Advertisement

Coachella tones down with Jack Johnson set

Share
Times Staff Writer

When surfer-singer Jack Johnson took the stage to play his top-billed show late Friday night, the Coachella Valley Music and Arts Festival experienced a precipitous decibel drop. After all, that same stage in recent years has hosted such headliners as Rage Against the Machine, Tool and Nine Inch Nails.

The elevation of the unassuming, popular Johnson to the position once held by these generators of monumentally loud and aggressive rock wasn’t the only instance of Coachella’s volume adjustment this year. Until Prince was added as a last-minute headliner for Saturday, the subtle, reclusive English trip-hop group Portishead was that night’s top-billed act.

Johnson, a former professional surfer whose musical approach reflects the laid-back ethos of that world, is as unlikely a recording star as he is a Coachella headliner. Low-key and earnest, he’s hard to dislike, and on Friday he was unfailingly humble and straightforward in manner.

Advertisement

He and his three-member band dispensed loose, shuffling grooves, and he sang about personal issues and global crises in a deep monotone that expressed little of the passion he presumably feels about those things.

A strange moment in Coachella lore, maybe, but although a headliner becomes emblematic of a particular year, it doesn’t determine the nature of the day. On Friday you could drift away from the main stage during Johnson’s set and step into an opposite world in the Mojave Tent, one where the Atlanta band the Black Lips thrashed out a sloppy, punky brand of garage rock, ending the day on a different note for its knot of fans.

This opening day of Coachella No. 9 filled in the stylistic range between those poles, delivered by an assortment of acts on the verge, genre stars, long-absent returnees (notably the Verve) and established cult artists getting a chance to impress nonmembers.

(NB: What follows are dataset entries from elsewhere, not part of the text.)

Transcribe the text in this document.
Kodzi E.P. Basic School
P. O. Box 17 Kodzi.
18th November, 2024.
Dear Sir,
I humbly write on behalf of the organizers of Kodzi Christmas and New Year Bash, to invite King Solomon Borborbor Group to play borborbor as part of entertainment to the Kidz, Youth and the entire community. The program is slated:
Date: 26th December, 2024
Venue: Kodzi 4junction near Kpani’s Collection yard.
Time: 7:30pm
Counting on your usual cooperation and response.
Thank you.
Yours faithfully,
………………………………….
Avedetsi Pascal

The inventive New York City art-rock band Les Savy Fav, for instance, was not going to let this opportunity slip through its fingers, showing a big crowd at the Outdoor Theatre why it has a reputation as an unpredictable live act.

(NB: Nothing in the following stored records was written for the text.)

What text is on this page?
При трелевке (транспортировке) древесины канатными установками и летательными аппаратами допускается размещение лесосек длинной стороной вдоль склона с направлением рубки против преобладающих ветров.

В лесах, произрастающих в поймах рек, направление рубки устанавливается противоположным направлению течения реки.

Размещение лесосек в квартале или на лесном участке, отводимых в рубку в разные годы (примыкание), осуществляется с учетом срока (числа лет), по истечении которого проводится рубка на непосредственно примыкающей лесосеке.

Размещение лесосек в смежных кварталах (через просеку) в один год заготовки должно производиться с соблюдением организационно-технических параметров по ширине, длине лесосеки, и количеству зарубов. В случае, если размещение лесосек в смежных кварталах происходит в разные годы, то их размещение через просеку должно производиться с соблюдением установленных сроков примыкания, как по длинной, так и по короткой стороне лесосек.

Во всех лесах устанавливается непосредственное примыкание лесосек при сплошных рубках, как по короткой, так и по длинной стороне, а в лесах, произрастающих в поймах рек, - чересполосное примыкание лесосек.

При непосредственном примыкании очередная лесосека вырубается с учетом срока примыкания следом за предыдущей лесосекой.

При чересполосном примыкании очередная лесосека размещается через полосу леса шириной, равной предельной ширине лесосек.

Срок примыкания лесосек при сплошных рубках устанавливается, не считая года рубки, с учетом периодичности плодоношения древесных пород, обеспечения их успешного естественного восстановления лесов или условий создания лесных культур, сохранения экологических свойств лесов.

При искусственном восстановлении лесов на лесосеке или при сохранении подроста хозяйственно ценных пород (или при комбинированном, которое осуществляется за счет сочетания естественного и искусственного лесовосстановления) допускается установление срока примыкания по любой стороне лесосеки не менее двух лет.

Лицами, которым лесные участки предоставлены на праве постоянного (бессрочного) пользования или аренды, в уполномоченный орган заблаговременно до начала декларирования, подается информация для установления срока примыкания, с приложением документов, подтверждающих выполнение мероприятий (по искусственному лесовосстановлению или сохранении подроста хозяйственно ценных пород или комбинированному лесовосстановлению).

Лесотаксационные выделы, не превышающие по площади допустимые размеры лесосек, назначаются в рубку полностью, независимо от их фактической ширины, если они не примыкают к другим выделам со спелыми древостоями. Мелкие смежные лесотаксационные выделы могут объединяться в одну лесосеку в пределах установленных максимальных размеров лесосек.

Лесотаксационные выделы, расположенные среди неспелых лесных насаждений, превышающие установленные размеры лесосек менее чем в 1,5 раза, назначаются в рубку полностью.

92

Singer Tim Harrington eschewed the awe-struck tone that often overcomes performers faced with the vista of Coachella. Looking like a beer-truck driver on a break, the bald, bearded singer was refreshingly unimpressed with the surroundings as he complained about the heat and drenched his ample frame with water.

“It’s hot as. . . . And I need a hug,” he chanted, wading into the crowd and organizing a big group embrace before uncomfortably escalating his needs. Later, he climbed the stage scaffolding -- not just a little way as some singers have done in years past, but to the top. Looming some 30 feet above the ground like a Macy’s Parade balloon, he delivered the band’s Beastie Boys-like anthem “Who Rocks the Party?” Obviously, Les Savy Fav does.

Advertisement

Another New York entry, Vampire Weekend, arrived as the band with momentum, its self-titled debut album capturing critics and attracting an audience, but also generating some instant backlash. Critics have decried the act as overrated and facile in its adoption of African music.

The group’s set on the outdoor stage probably didn’t do anything to change that conversation, but its choppy, syncopated sound and enigmatic, intellectual lyrics were better served in this context, enhanced by singer Ezra Koenig’s unruffled manner.

If alternatives to the Johnson vibe could be found around the grounds (from seminal L.A. power-pop force Redd Kross to irreverent English rapper Scroobius Pip), you didn’t have to look far for the most potent. Just two slots before the headliner on the main stage, the Raconteurs offered a case study in the art of din.

The band is a collaboration between the White Stripes’ Jack White and singer-songwriter-guitarist Brendan Benson, but White dominated Friday’s performance with his unspoken but palpable insistence that every moment be alive and urgent.

He played as if something were at stake, and Benson and their bandmates followed that lead, pushing the limits of a conventional rock show into a dance on the edge of chaos.

They weren’t quite the headliner, but they brought enough noise to last.